Air pollution near roads and highways

Issue
Air pollution comes from many sources, including industrial smoke stacks, motor vehicles, and even forest fires and volcanoes. Recent research suggests that tiny bits of particulate matter (PM or soot) from diesel-burning cars and trucks can have serious health effects if inhaled deeply into the lungs, especially by those with other health problems and living near heavily traveled roadways.

Air pollution effects on children are of special concern to EPA because schools, child care centers, and shopping centers are frequently built near major roads for ease of access. Especially in large cities, these same children may also be exposed to additional pollution because they live in heavily congested areas near major highways.

Action
As part of a larger EPA research program to study the impact of air pollution near roadways, EPA researchers are partnering with the University of Michigan (U-M) on a study of the impact of vehicle emissions on near-road air quality, human exposures, and potential health effects in asthmatic children.

The Near-Road Exposures to Urban Air Pollutants Study (NEXUS) is being conducted in Detroit, Mich., as part of EPA’s larger research program on roadway air pollution and its potential health effects. Approximately 100 children, 6 to 16 years old, with persistent asthma and living close to specific kinds of roadways are participating in the study. Roadway types included in the study are:

  • High traffic/high diesel;
  • High traffic/low diesel; and
  • Low traffic/low diesel

The study design will help tease out the health effects of particulate matter from diesel-burning truck and car exhaust. Researchers are also measuring levels of traffic-related air pollution near roadways in the neighborhoods of the study participants, and inside and outside of up to 30 homes in the study. University of Michigan researchers are collecting information on changes in the children’s respiratory health, which will then be correlated with the exposure measurements to determine how exposure to traffic-related air pollutants affects changes in the health of asthmatic children.

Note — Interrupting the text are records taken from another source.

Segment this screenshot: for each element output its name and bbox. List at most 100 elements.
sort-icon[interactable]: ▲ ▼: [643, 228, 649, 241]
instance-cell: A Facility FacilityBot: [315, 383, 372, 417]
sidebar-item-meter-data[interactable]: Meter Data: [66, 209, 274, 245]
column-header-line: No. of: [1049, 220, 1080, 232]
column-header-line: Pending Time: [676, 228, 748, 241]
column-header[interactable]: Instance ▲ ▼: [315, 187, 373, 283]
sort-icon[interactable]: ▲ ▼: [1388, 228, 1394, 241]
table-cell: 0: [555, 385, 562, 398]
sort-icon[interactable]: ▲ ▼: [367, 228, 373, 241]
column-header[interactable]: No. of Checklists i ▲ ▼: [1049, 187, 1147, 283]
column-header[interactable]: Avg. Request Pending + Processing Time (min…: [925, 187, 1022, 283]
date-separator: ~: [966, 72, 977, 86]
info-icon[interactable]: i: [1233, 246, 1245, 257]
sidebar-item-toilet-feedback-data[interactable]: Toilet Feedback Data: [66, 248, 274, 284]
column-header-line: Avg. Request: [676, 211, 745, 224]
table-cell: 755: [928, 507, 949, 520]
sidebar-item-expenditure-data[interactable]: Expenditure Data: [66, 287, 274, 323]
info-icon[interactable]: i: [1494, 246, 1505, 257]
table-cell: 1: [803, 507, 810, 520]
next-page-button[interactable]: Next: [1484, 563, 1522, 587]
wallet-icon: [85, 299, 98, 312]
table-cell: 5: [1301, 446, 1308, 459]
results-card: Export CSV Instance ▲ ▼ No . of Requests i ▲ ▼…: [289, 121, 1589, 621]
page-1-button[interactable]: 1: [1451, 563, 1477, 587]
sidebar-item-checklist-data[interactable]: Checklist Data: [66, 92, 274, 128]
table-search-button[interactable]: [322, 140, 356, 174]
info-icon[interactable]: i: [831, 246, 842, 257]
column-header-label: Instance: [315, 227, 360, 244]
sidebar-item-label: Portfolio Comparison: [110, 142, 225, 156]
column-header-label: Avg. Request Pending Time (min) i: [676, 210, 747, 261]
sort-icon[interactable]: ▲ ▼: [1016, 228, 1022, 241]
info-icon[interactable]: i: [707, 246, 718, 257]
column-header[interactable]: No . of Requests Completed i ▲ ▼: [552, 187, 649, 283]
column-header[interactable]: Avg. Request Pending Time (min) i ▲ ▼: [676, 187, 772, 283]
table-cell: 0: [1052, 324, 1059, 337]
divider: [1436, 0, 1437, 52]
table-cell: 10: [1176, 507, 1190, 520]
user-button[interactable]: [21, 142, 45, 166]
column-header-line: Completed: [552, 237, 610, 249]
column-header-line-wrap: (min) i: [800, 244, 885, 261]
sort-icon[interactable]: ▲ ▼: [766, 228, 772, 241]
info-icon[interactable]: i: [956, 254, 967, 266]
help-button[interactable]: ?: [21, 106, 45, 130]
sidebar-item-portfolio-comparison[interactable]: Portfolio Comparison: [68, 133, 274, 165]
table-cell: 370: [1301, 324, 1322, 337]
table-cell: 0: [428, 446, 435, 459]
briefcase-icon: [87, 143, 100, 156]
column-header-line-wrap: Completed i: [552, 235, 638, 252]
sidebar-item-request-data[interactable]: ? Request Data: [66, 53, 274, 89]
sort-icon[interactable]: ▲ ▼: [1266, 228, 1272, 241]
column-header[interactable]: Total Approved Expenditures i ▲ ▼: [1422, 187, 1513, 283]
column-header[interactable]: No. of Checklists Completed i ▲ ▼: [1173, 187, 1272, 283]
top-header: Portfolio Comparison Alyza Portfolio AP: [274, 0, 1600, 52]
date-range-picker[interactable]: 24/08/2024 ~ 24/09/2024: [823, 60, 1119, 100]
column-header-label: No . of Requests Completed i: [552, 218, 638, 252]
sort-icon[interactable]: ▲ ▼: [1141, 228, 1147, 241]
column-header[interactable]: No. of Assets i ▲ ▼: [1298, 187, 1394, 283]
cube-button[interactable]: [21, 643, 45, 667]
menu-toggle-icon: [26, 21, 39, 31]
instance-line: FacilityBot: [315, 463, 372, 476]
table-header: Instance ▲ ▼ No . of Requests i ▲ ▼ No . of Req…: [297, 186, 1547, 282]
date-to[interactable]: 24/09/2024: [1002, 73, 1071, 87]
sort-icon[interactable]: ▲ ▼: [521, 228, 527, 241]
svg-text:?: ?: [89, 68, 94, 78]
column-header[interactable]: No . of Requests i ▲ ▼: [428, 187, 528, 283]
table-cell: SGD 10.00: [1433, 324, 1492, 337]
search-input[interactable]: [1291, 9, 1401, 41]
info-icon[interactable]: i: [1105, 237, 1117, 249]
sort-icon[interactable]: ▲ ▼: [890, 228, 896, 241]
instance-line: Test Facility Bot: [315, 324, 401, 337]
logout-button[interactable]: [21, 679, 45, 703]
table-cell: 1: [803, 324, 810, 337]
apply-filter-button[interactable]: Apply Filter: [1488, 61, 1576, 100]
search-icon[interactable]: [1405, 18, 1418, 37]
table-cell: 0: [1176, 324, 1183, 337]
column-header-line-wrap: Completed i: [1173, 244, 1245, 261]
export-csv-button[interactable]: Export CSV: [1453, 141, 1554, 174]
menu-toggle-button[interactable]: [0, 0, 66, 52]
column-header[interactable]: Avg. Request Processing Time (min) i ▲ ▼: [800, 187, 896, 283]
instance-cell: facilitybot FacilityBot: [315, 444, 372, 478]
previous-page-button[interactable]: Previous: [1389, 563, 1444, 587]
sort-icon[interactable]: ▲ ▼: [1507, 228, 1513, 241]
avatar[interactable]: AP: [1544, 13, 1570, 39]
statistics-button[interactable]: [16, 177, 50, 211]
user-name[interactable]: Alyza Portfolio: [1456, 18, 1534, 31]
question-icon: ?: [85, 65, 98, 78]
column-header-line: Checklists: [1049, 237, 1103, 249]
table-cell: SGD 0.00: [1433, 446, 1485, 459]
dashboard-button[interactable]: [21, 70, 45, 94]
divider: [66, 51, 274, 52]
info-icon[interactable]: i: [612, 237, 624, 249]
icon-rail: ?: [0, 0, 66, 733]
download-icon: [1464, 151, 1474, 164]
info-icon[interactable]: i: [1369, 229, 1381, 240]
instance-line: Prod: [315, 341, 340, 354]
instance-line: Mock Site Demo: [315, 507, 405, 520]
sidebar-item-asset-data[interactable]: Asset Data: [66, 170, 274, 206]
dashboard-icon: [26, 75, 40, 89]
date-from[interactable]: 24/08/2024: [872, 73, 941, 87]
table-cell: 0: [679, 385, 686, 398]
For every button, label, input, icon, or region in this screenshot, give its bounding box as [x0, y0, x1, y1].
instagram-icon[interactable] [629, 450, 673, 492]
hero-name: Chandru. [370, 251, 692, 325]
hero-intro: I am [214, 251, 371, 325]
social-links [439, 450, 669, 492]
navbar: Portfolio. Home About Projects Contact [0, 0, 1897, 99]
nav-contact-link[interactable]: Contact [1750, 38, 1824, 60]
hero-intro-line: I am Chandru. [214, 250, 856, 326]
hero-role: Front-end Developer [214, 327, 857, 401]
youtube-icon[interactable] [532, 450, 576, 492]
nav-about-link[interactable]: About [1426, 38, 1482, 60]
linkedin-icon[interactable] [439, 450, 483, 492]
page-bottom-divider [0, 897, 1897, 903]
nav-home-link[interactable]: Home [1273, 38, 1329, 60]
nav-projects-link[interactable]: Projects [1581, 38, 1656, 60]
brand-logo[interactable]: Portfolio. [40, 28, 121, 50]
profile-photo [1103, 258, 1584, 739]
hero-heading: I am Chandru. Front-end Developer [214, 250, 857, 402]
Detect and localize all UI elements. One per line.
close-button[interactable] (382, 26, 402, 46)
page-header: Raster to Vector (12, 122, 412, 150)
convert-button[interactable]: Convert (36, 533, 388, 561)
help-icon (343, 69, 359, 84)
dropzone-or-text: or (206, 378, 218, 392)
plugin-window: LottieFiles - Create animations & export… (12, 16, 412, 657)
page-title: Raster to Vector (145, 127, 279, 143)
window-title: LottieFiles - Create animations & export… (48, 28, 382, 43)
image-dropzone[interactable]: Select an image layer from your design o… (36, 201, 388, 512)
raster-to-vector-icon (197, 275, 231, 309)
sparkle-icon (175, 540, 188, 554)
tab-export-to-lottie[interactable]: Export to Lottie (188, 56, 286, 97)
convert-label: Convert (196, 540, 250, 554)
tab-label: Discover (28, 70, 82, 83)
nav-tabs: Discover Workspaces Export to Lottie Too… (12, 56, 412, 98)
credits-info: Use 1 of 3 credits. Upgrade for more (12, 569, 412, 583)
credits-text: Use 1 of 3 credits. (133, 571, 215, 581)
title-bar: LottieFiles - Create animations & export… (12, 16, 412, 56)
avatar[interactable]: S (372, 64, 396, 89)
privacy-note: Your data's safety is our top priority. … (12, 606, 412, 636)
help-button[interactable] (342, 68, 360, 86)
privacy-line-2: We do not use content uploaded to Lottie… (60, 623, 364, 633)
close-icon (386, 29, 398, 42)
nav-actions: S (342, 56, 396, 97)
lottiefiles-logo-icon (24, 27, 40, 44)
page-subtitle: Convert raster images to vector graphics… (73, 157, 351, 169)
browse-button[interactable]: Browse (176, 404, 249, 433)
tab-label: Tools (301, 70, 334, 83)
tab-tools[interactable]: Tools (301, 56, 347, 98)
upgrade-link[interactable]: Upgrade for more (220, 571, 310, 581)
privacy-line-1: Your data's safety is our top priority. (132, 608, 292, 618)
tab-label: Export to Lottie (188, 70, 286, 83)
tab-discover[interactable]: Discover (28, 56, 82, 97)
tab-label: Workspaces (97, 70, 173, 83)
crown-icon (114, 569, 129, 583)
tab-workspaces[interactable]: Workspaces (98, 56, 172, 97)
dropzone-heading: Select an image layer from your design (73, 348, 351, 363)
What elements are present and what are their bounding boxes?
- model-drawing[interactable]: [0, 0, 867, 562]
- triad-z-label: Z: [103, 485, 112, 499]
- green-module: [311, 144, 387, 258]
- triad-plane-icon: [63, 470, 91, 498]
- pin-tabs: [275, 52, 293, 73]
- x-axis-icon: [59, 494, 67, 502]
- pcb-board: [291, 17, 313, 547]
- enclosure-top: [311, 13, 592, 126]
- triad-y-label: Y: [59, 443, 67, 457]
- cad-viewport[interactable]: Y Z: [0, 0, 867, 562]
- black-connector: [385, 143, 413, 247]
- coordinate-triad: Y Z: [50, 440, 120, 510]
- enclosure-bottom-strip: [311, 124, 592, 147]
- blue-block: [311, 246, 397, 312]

Particulate matter and other pollutants are being measured immediately next to the roadways and at various distances from them, to study how pollutant concentrations decrease as distance from the roadway increases. EPA modelers will then compare the actual exposure and health data collected for the children to that predicted by existing air quality and exposure models. Then the existing models can be fine-tuned to give even better predictions of the health effects of air pollutants.

Results and Impact
Results of this NEXUS research on the interactions between air pollution and health effects can have wide-ranging importance. State highway planners and environmental agencies can assess the current vehicle emissions and project the impacts of future road construction projects. Federal, state, and local governments and organizations can make better public health decisions on siting major community developments near roadways. Policy makers can develop better plans to reduce exposures to air pollution for people living near roadways. Even individuals can use these results to make more informed decisions on where they may wish to live.